When she let Ben kiss her the previous night she had known it was possible that he would die. She had the strongest feeling that she would die, too, and somehow that made it all right. For the first time she felt mortal, and risked it. When neither of them died, she even kissed him back a little. Her heart pumped something like fear, even at the memory. Afterward, in his green eyes so nearly like her own, there was the glitter of laughter and a good dare taken.
He looked so happy!
She remembered that few people around her had ever looked happy, except the Director. Mostly, they seemed afraid.

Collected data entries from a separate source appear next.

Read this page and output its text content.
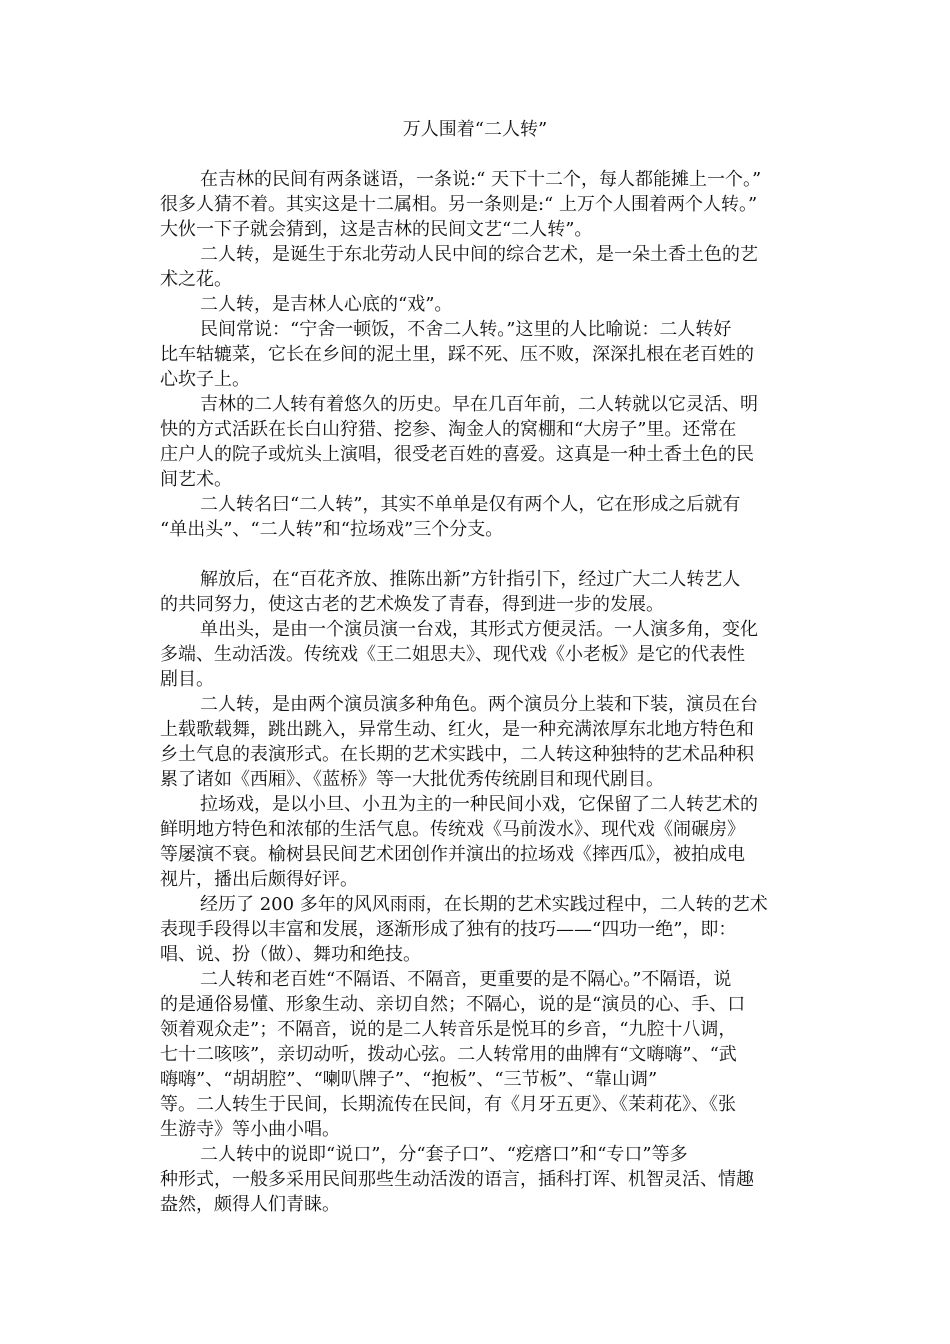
万人围着“二人转”
在吉林的民间有两条谜语，一条说:“ 天下十二个，每人都能摊上一个。”
很多人猜不着。其实这是十二属相。另一条则是:“ 上万个人围着两个人转。”
大伙一下子就会猜到，这是吉林的民间文艺“二人转”。
二人转，是诞生于东北劳动人民中间的综合艺术，是一朵土香土色的艺
术之花。
二人转，是吉林人心底的“戏”。
民间常说：“宁舍一顿饭，不舍二人转。”这里的人比喻说：二人转好
比车轱辘菜，它长在乡间的泥土里，踩不死、压不败，深深扎根在老百姓的
心坎子上。
吉林的二人转有着悠久的历史。早在几百年前，二人转就以它灵活、明
快的方式活跃在长白山狩猎、挖参、淘金人的窝棚和“大房子”里。还常在
庄户人的院子或炕头上演唱，很受老百姓的喜爱。这真是一种土香土色的民
间艺术。
二人转名曰“二人转”，其实不单单是仅有两个人，它在形成之后就有
“单出头”、“二人转”和“拉场戏”三个分支。
解放后，在“百花齐放、推陈出新”方针指引下，经过广大二人转艺人
的共同努力，使这古老的艺术焕发了青春，得到进一步的发展。
单出头，是由一个演员演一台戏，其形式方便灵活。一人演多角，变化
多端、生动活泼。传统戏《王二姐思夫》、现代戏《小老板》是它的代表性
剧目。
二人转，是由两个演员演多种角色。两个演员分上装和下装，演员在台
上载歌载舞，跳出跳入，异常生动、红火，是一种充满浓厚东北地方特色和
乡土气息的表演形式。在长期的艺术实践中，二人转这种独特的艺术品种积
累了诸如《西厢》、《蓝桥》等一大批优秀传统剧目和现代剧目。
拉场戏，是以小旦、小丑为主的一种民间小戏，它保留了二人转艺术的
鲜明地方特色和浓郁的生活气息。传统戏《马前泼水》、现代戏《闹碾房》
等屡演不衰。榆树县民间艺术团创作并演出的拉场戏《摔西瓜》，被拍成电
视片，播出后颇得好评。
经历了 200 多年的风风雨雨，在长期的艺术实践过程中，二人转的艺术
表现手段得以丰富和发展，逐渐形成了独有的技巧——“四功一绝”，即：
唱、说、扮（做）、舞功和绝技。
二人转和老百姓“不隔语、不隔音，更重要的是不隔心。”不隔语，说
的是通俗易懂、形象生动、亲切自然；不隔心，说的是“演员的心、手、口
领着观众走”；不隔音，说的是二人转音乐是悦耳的乡音，“九腔十八调，
七十二咳咳”，亲切动听，拨动心弦。二人转常用的曲牌有“文嗨嗨”、“武
嗨嗨”、“胡胡腔”、“喇叭牌子”、“抱板”、“三节板”、“靠山调”
等。二人转生于民间，长期流传在民间，有《月牙五更》、《茉莉花》、《张
生游寺》等小曲小唱。
二人转中的说即“说口”，分“套子口”、“疙瘩口”和“专口”等多
种形式，一般多采用民间那些生动活泼的语言，插科打诨、机智灵活、情趣
盎然，颇得人们青睐。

"Why did you kiss me?" she asked. A flush crept out of her collar. She didn't want to look at him but finally couldn't help it. He was smiling.
"Because you let me."
"You weren't afrai... ?"
"Afraid you wouldn't like it? Yes. Afraid of what you might do to me? No." He laughed. "I have a theory. If people expect to go crazy when they touch you, then that's what they do. It's a hysteria, that's al..."
She put her palm on his chest and said, evenly, "You don't know anything about me. You were luck... we were lucky." She patted his shirt. "You didn't sleep," she said. "If it's necessary that one of us sit up, I can do it from now on."
Something dark passed over his expression.
"There were arrangements," he said, "with some of the women we'll meet upcoast - you were to stay with them. It was assumed that you would prefe..."
"It has to be you," she insisted. "You have no woman in your life, isn't that right?"
"That's right, but it's not a matter o..."
"What's it a matter of?" she blurted. "Don't you like me?"
Maybe it was the surprise that lifted the darkness from his face, or maybe it was the blush. "I like you," he said. "I like you a lot."
"Then it's settled," she said. "I can stay with you."
"It's not as easy as that."
"It is if we make it so," she said. "Get some rest between now and then. If you really are immune to me, you're going to need it."
Intervention into destiny by god or man requires the most delicate care.
- Dwarf MacIntosh, Kelpmaster, Current Control
Raja Flattery's private bunker lay safely beneath almost thirty meters of Pandoran stone. High, domelike ceilings held back the psychological crush and some well-chosen holograms draped the walls with scenes from outside the walls. Above him, in the rubble of his surface compound, Flattery's security finished the last roundup of resisters.